When I was in 2nd grade, the school bus dropped me off at the barn and I asked my dad if we could go ride. Whether he actually had the time to go ride for the fun of it or not is still a mystery to me, but he made time, regardless. He saddled us up and put me on this gorgeous paint horse. I liked it because it was “pretty”. We rode around in the arena a while before going out in the pasture. Once we did get out in the open, my horse got a little…happy. He started to trot and I couldn’t slow him down. I was hardly four feet tall so my only hope was pulling back on the reins, which didn’t work apparently because then he started to run, hard. Then he started bucking and i lost both reins and just grabbed onto the horn and literally hung on for dear life.
He came to an abrupt stop when he saw the big pile of scrap metal ahead, which ultimately threw me, somersaulting, head-long into this pile of scrap. It should have killed me, but I was lucky enough to walk away with a scar on my chin. I ended up with some stitches, but we both know an angel was watching over us because if you saw this pile of scrap metal, you’d know, too, that it should have been much worse. I think my father was more traumatized than I was. He was off his horse and trying to catch mine before I could even notice was was happening. I remember seeing how upset he was so I told him it wasn’t his fault, because, well, it wasn’t. It wasn’t anyones fault. Accidents happen all the time.

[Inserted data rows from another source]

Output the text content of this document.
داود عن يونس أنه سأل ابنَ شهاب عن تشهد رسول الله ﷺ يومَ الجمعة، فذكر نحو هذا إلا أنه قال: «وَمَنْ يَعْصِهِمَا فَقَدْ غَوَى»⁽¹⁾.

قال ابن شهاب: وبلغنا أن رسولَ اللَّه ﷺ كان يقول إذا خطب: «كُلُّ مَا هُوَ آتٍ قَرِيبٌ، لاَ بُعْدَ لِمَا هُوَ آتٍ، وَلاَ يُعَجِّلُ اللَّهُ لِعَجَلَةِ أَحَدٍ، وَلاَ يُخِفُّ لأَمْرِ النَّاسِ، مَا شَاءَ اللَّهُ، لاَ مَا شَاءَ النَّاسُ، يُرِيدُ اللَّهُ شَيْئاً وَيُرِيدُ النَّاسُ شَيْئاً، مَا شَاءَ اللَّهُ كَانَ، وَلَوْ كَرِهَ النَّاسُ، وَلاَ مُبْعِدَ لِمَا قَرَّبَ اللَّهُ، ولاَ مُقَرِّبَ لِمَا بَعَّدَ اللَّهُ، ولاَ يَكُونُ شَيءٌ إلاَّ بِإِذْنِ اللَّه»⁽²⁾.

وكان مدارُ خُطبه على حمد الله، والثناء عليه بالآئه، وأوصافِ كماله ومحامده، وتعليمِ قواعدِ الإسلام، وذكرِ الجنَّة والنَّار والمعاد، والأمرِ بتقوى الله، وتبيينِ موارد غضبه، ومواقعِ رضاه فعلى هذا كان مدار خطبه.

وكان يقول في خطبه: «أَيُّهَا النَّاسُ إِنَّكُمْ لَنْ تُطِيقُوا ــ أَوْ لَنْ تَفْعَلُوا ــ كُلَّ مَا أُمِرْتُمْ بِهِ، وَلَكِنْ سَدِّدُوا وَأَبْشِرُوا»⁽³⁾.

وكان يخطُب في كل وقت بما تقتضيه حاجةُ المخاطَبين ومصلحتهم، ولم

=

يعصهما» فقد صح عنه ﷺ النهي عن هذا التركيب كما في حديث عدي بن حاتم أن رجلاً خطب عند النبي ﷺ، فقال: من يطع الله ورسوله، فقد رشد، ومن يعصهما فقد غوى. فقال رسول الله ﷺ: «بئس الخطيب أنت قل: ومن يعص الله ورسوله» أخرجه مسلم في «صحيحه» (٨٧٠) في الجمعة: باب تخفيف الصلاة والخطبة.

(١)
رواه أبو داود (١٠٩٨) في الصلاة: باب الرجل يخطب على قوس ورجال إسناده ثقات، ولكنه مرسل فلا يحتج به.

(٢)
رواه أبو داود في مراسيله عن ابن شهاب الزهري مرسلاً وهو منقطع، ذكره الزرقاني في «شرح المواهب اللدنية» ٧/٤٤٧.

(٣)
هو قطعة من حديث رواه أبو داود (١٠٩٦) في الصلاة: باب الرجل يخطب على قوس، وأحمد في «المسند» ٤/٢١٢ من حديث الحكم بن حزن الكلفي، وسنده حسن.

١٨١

I did become horse shy for a while after that. Not because I didn’t trust my dad, I stopped trusting horses. It would be a few years before I would fully get over what happened without tensing up everyone time I mounted a horse. I did get over it, though. Slowly but surely I began spending more time with the horses. Riding horses, in general, is my favorite pastime. It took me years to understand horses until one day I realized that they are a lot like people. They each have their own personality and are often unpredictable, which can result is wrecks and accidents. But that’s just a risk you’ve gotta be willing to take. Now, my favorite thing in the world is moving or sorting cows on horseback. To some people it’s stressful and too time consuming. But I love it. It relaxes me.
In fact, the other day, I was with my dad and it was just the two of us. We had to “sort some cattle” he said. What he didn’t say is that we had to sort 400 head by ourselves. We were at least three people short, but somehow we got it done, just the two of us. He called me “Pearl” a lot, which is his dog’s name, and I couldn’t comfortably sit down for a few days due to my sore hind parts, but it got done, nevertheless.
Spending time with my folks never use to mean much to me because I never thought about what it would be like to not have that luxury one day. Now, I cherish these times. Even if they get tense, because it’s always a learning experience. Our parents know more than we do, and always will. I didn’t realize this until I was about 22, but it’s true. It’s okay to not see eye-to-eye on everything, but its important to listen to them.
They lived in a time when patience was a necessity and anything worth having didn’t come easy. They lived through hard times without ever once posting about it on social media.
So this holiday season, hug your folks. Let them know how much they mean to you. Let them teach you something, even if it doesn’t quite interest you. Spend time with them and let them know how loved they are. After all, they’ve been putting up with you all this time and haven’t attempted to make your death look like an accident.